Nuove norme sulla Sicurezza Pubblica: focus su strumenti da taglio e attività nel territorio
Porto di coltelli e “giustificato motivo”: come cambia la normativa
Il recente Decreto-Legge 24 febbraio 2026, n. 23, introduce una serie di disposizioni urgenti volte a potenziare la sicurezza urbana e il contrasto ai reati in materia di armi. Il provvedimento tocca da vicino il mondo rurale, prevedendo nuove regole per il porto di strumenti da taglio e sanzioni amministrative che possono interessare i possessori di licenze di porto d’armi.
Le modifiche al regime degli strumenti da punta e da taglio
Il decreto aggiorna la storica legge 110/1975, introducendo limiti dimensionali più stringenti per il porto fuori dall’abitazione. In particolare:
Lame fisse o appuntite: Il porto senza giustificato motivo di strumenti con lama superiore a 8 cm è ora punito con la reclusione da sei mesi a tre anni.
Coltelli a serramanico: La medesima pena si applica a chi porta strumenti con lama pieghevole pari o superiore a 5 cm, se dotati di meccanismo di blocco, apertura a scatto o apribili con una sola mano. Per questi ultimi vige un divieto assoluto di porto (quindi neanche con giustificato motivo).
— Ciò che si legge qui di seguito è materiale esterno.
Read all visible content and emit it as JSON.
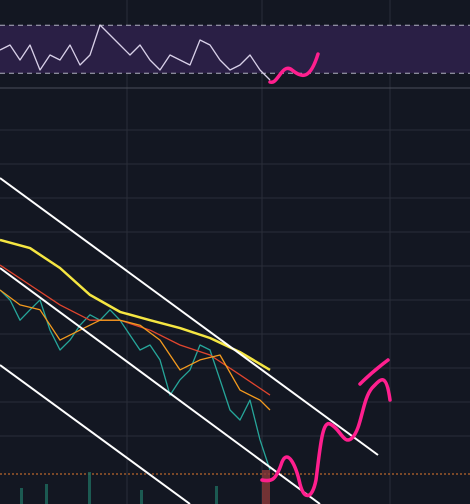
{
  "chart_data": [
    {
      "type": "line",
      "xlim": [
        0,
        470
      ],
      "ylim": [
        16,
        91
      ],
      "yticks": [
        30,
        70
      ],
      "grid": true,
      "band_color": "#2a1f45",
      "series": [
        {
          "color": "#d8d0e8",
          "x": [
            0,
            10,
            20,
            30,
            40,
            50,
            60,
            70,
            80,
            90,
            100,
            110,
            120,
            130,
            140,
            150,
            160,
            170,
            180,
            190,
            200,
            210,
            220,
            230,
            240,
            250,
            260,
            270
          ],
          "values": [
            49.3,
            53.5,
            41,
            53.5,
            32.7,
            45.2,
            41,
            53.5,
            36.8,
            45.2,
            70.2,
            61.8,
            53.5,
            45.2,
            53.5,
            41,
            32.7,
            45.2,
            41,
            36.8,
            57.7,
            53.5,
            41,
            32.7,
            36.8,
            45.2,
            32.7,
            24.3
          ]
        }
      ]
    },
    {
      "type": "line",
      "xlim": [
        0,
        470
      ],
      "ylim": [
        0,
        100
      ],
      "series": [
        {
          "color": "#26a69a",
          "x": [
            0,
            10,
            20,
            30,
            40,
            50,
            60,
            70,
            80,
            90,
            100,
            110,
            120,
            130,
            140,
            150,
            160,
            170,
            180,
            190,
            200,
            210,
            220,
            230,
            240,
            250,
            260,
            270
          ],
          "values": [
            51.7,
            49.3,
            44.4,
            46.9,
            49.3,
            42.0,
            37.2,
            39.6,
            43.2,
            45.7,
            44.4,
            46.9,
            44.4,
            40.8,
            37.2,
            38.4,
            34.8,
            26.3,
            30.0,
            32.4,
            38.4,
            37.2,
            30.0,
            22.7,
            20.3,
            25.1,
            15.5,
            8.2
          ]
        },
        {
          "color": "#f5e642",
          "x": [
            0,
            30,
            60,
            90,
            120,
            150,
            180,
            210,
            240,
            270
          ],
          "values": [
            63.8,
            61.8,
            57.0,
            50.5,
            46.4,
            44.4,
            42.5,
            40.1,
            36.7,
            32.4
          ]
        },
        {
          "color": "#e0452e",
          "x": [
            0,
            30,
            60,
            90,
            120,
            150,
            180,
            210,
            240,
            270
          ],
          "values": [
            57.7,
            52.9,
            48.1,
            44.4,
            44.4,
            42.0,
            38.4,
            36.0,
            31.2,
            26.3
          ]
        },
        {
          "color": "#f39a1e",
          "x": [
            0,
            20,
            40,
            60,
            80,
            100,
            120,
            140,
            160,
            180,
            200,
            220,
            240,
            260,
            270
          ],
          "values": [
            51.7,
            48.1,
            46.9,
            39.6,
            42.0,
            44.4,
            44.4,
            43.2,
            39.6,
            32.4,
            34.8,
            36.0,
            27.5,
            25.1,
            22.7
          ]
        }
      ]
    }
  ]
}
Strumenti particolari: Sono inclusi nel divieto anche i coltelli “a farfalla” o quelli camuffati da altri oggetti.
Per gli operatori del settore agricolo e venatorio, il “giustificato motivo” resta l’elemento centrale: il porto di tali strumenti è consentito se strettamente legato all’esercizio della propria attività professionale o sportiva.
Sanzioni accessorie e impatto sulle licenze
Una delle novità di rilievo riguarda le conseguenze amministrative in caso di violazione. Qualora venga accertato il porto ingiustificato, il Prefetto ha la facoltà di applicare sanzioni accessorie per un periodo fino a un anno, tra cui la sospensione della licenza di porto d’armi o il divieto di conseguirla. Inoltre, in caso di condanna, il tribunale deve sempre disporre la confisca dello strumento.
Verso la conversione in legge: i prossimi 60 giorni
È fondamentale ricordare che il provvedimento è un decreto-legge, entrato in vigore il giorno successivo alla sua pubblicazione per rispondere a motivi di urgenza. Secondo l’iter costituzionale, il testo dovrà ora essere presentato alle Camere per la conversione in legge.